アッパークラスの価格帯
このモデルでノモスは、ほとんどパテック フィリップやA.ランゲ&ゾーネに迫るような高価格帯に攻勢を仕掛けている。240万円という金額はブランドとしての一種の声明だ。リュクスはそれに見合うだけのものではあるが、基幹モデルのタンジェントが打破し難いほど価格と出来栄えのバランスのよさをキープしていることを考えると、ブランドイメージをハイエンド一色に塗り変えたいというわけではなさそうだ。リュクスのような価格帯に挑むには、通常はイメージ戦略が大きな役割を持つが、それに関してノモスは一層の努力が必要だろう。ことに残念なのは、先に述べた同じムーブメントが搭載された初めての製品であるヴェンペの〝クロノメーターヴェルケ グラスヒュッテ〟のゴールドモデルが8450ユーロと、リュクスよりもかなり抑えられた価格設定になっていることだ。これには躊躇せざるを得ないだろう。逆説的に言えば、アッパークラスを声高にうたっていないノモスをあえて選ぶということは、確かな審美眼を持つ相当な時計通の選択だとも言える。なぜなら、ノモスならこのモデルのケースをホワイトゴールドではなくステンレススティールで仕立て上げたとしても、上質感が損なわれるようなことはないだろうと思えるからだ。

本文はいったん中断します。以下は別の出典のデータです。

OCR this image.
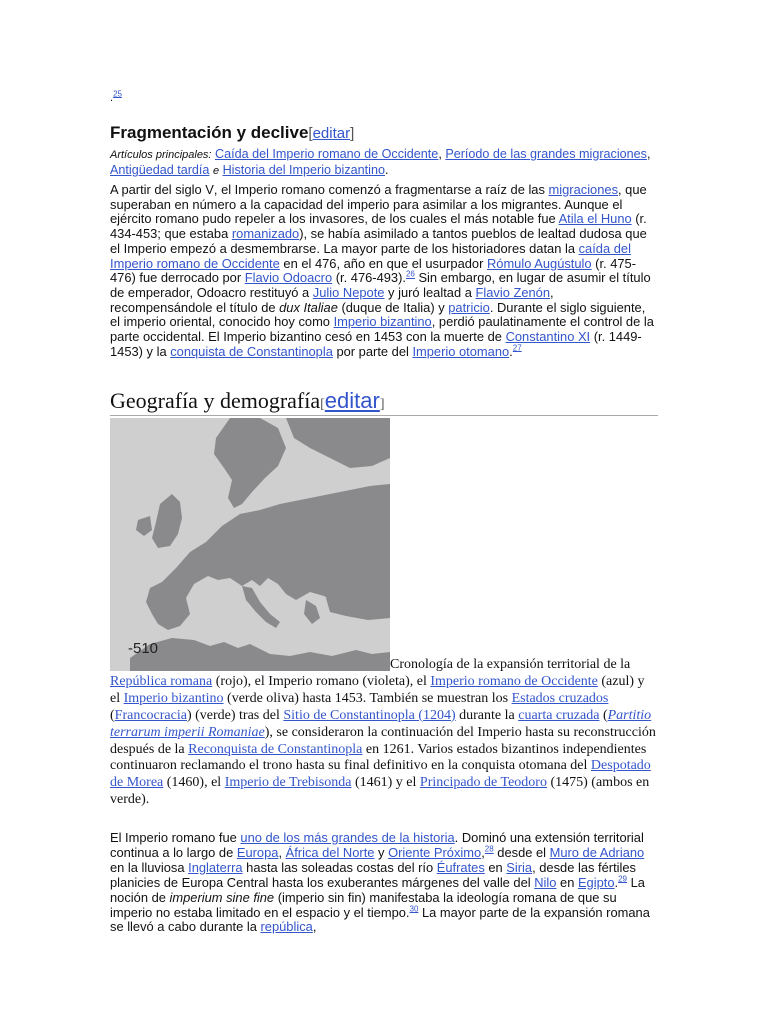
.$^{25}$
Fragmentación y declive[editar]
Artículos principales: Caída del Imperio romano de Occidente, Período de las grandes migraciones, Antigüedad tardía e Historia del Imperio bizantino.
A partir del siglo V, el Imperio romano comenzó a fragmentarse a raíz de las migraciones, que superaban en número a la capacidad del imperio para asimilar a los migrantes. Aunque el ejército romano pudo repeler a los invasores, de los cuales el más notable fue Atila el Huno (r. 434-453; que estaba romanizado), se había asimilado a tantos pueblos de lealtad dudosa que el Imperio empezó a desmembrarse. La mayor parte de los historiadores datan la caída del Imperio romano de Occidente en el 476, año en que el usurpador Rómulo Augústulo (r. 475-476) fue derrocado por Flavio Odoacro (r. 476-493).$^{26}$ Sin embargo, en lugar de asumir el título de emperador, Odoacro restituyó a Julio Nepote y juró lealtad a Flavio Zenón, recompensándole el título de dux Italiae (duque de Italia) y patricio. Durante el siglo siguiente, el imperio oriental, conocido hoy como Imperio bizantino, perdió paulatinamente el control de la parte occidental. El Imperio bizantino cesó en 1453 con la muerte de Constantino XI (r. 1449-1453) y la conquista de Constantinopla por parte del Imperio otomano.$^{27}$
Geografía y demografía[editar]
-510
Cronología de la expansión territorial de la República romana (rojo), el Imperio romano (violeta), el Imperio romano de Occidente (azul) y el Imperio bizantino (verde oliva) hasta 1453. También se muestran los Estados cruzados (Francocracia) (verde) tras del Sitio de Constantinopla (1204) durante la cuarta cruzada (Partitio terrarum imperii Romaniae), se consideraron la continuación del Imperio hasta su reconstrucción después de la Reconquista de Constantinopla en 1261. Varios estados bizantinos independientes continuaron reclamando el trono hasta su final definitivo en la conquista otomana del Despotado de Morea (1460), el Imperio de Trebisonda (1461) y el Principado de Teodoro (1475) (ambos en verde).
El Imperio romano fue uno de los más grandes de la historia. Dominó una extensión territorial continua a lo largo de Europa, África del Norte y Oriente Próximo,$^{28}$ desde el Muro de Adriano en la lluviosa Inglaterra hasta las soleadas costas del río Éufrates en Siria, desde las fértiles planicies de Europa Central hasta los exuberantes márgenes del valle del Nilo en Egipto.$^{29}$ La noción de imperium sine fine (imperio sin fin) manifestaba la ideología romana de que su imperio no estaba limitado en el espacio y el tiempo.$^{30}$ La mayor parte de la expansión romana se llevó a cabo durante la república,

ノモスは自社の他モデルが持つバウハウスにインスパイアされたデザインスピリットをリュクスにも持たせている。トノー型のフォルムとライトブルーの文字盤の組み合わせは、既存のラインナップからはかけ離れた存在ではあるが、ケースやストラップ、尾錠のノモスらしさは変わらない。重箱の隅をつつくならば、キズ見を通すと磨きに不満足な部分もないではないが、自社開発のムーブメントにはグラスヒュッテの伝統手法が守られている。価格と質のバランスに、基幹モデルのような鮮烈さはないが、まずまず見合ったものにはなっている。バウハウスデザインとダイアルのライトブルーの縁取りが好みに合いさえすれば、よい買物と言えるのではないだろうか。
時計師からひと言
グラスヒュッテの伝統手法を駆使したこのムーブメントは、実に綺麗に仕上がっています。ディテールも、スワンネック型スプリングを留め付けているふたつのネジの間にひと筋のラインを入れるほどの凝りようです。しかしムーブメントの装飾技術は隙がないほど完璧な水準ではなく、それからするとこの価格は野心的でしょう。シンプルな文字盤と伝統的装飾を施したムーブメントの組み合わせは必ずしも一致するものではないと思います。ムーブメントも文字盤に合わせてバウハウススタイルにするか、あるいは文字盤をムーブメントに合わせてクラシックなデザインにするかして、統一感を持たせたほうが、よりしっくりくるのではないでしょうか。